Retail success in Africa requires patience, hard work and innovation

With no signs of slowing down, retail developments continue to shape the skylines of most sub-Saharan African cities with an influx of international retailers wanting to take advantage of the African consumer story.

Malcolm Horne

Malcolm Horne

Over the past few years, we have seen and continue to see the changing retail landscape in sub-Saharan Africa.

However, all these changes require patience, hard work and innovation on the part of the property investor, developer and retailer entering any of the retail markets in sub-Saharan Africa, says group CEO, Malcolm Horne of Broll Property Group, a South Africa-based commercial property services company.

Horne explains that a lot of international brands are finding the sub-Saharan African retail market appealing because the African consumer has become sophisticated in what they want and at what price they want it at.

However, notes Horne, South African retailers especially looking to expand into Africa need to understand the consumer market first because the copy and paste of what works in South Africa does not work in other African countries.

The future of retail

From what we see, points out Horne, the growth of retail in sub-Saharan Africa is good news, however, it has a down side for other retailers.

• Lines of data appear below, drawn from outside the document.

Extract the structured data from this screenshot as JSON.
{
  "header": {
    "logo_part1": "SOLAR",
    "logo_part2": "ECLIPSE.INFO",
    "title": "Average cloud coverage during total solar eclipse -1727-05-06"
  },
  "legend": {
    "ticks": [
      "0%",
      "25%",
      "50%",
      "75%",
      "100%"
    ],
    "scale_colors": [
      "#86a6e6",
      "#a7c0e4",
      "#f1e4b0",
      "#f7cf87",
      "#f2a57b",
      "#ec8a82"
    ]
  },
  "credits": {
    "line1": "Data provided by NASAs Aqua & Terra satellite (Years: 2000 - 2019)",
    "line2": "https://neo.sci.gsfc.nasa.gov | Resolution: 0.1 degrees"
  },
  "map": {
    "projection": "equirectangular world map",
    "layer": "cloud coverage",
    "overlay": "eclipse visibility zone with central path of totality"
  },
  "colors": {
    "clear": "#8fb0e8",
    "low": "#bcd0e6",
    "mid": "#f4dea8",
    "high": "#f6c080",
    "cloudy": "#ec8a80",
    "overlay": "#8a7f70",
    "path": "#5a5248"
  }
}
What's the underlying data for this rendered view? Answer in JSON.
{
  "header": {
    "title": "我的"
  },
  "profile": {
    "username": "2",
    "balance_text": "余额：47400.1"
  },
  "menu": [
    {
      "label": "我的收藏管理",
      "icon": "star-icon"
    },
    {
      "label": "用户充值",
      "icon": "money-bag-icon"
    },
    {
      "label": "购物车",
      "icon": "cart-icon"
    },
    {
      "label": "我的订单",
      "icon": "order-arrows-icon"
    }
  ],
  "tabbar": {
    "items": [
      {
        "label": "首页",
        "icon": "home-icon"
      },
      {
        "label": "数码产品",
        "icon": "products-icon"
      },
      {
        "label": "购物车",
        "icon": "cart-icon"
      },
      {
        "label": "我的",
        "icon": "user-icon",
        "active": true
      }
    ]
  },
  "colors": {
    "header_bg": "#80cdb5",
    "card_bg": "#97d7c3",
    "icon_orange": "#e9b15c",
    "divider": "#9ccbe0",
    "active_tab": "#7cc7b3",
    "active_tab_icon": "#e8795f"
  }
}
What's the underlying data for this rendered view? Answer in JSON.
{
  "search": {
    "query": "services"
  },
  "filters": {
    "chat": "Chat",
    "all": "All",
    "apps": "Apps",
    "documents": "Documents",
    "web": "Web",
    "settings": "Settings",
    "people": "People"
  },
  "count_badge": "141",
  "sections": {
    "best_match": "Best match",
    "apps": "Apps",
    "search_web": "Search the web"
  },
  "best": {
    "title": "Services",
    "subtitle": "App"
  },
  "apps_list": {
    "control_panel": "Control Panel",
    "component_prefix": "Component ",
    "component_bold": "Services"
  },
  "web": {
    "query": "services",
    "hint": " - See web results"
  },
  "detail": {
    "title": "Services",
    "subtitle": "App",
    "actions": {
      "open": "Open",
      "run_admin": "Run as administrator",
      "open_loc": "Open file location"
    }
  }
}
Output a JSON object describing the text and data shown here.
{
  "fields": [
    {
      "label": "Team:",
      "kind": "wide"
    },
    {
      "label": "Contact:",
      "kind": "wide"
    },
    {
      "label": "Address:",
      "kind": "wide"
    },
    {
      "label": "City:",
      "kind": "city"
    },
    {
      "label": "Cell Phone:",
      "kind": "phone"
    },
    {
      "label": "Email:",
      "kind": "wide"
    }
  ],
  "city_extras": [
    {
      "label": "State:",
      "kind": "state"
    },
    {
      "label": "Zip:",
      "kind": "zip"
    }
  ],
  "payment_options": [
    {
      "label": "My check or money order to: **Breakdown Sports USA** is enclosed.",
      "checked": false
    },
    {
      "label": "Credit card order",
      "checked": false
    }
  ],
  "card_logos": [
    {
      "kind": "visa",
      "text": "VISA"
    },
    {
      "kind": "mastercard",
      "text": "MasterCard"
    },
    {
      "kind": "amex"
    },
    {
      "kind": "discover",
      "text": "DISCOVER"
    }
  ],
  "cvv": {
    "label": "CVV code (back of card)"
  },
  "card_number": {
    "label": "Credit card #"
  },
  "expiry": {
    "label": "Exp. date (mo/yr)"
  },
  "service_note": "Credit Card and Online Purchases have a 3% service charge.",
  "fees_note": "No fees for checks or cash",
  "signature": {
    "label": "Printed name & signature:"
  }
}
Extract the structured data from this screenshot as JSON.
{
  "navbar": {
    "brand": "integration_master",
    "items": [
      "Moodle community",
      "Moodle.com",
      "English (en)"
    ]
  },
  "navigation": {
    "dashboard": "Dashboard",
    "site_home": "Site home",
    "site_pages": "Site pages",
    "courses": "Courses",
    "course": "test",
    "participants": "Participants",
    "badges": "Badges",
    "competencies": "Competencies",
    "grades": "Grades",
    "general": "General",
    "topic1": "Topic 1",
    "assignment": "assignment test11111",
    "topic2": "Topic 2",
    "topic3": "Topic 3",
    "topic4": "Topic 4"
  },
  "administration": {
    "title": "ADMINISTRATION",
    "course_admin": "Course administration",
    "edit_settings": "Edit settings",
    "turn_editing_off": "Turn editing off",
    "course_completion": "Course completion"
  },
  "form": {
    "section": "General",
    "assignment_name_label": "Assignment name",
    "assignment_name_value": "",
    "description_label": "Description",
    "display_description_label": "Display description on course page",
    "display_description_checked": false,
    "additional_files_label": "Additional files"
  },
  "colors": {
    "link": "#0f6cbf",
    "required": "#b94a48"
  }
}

Some retail store concepts face risks of oversupply, struggling retail centres are being converted into Chinese-owned malls and furniture stores are under increasing pressure and banks are rationalising.

On the positive side, he says for those with a sweet tooth, there has been an increase in enquiries from frozen yoghurt and ice cream stores, increased use of technology in retail centres as many shopping centres provide Wi-Fi for shoppers as well as a growing online retail market.

Furthermore, Horne says education brands such as Kumon and Master Maths are moving into previously difficult to let retail space while no-frills gyms and home improvement centres have been active in acquisition of sites.

“Large national tenants prefer standalone retail stores to avoid high common area and utility costs.

“In South Africa, we are seeing increased emergence of convenience retail with forecourt offerings from retailers such as Woolworths, Pick n Pay and other niche brands like Thrupps.”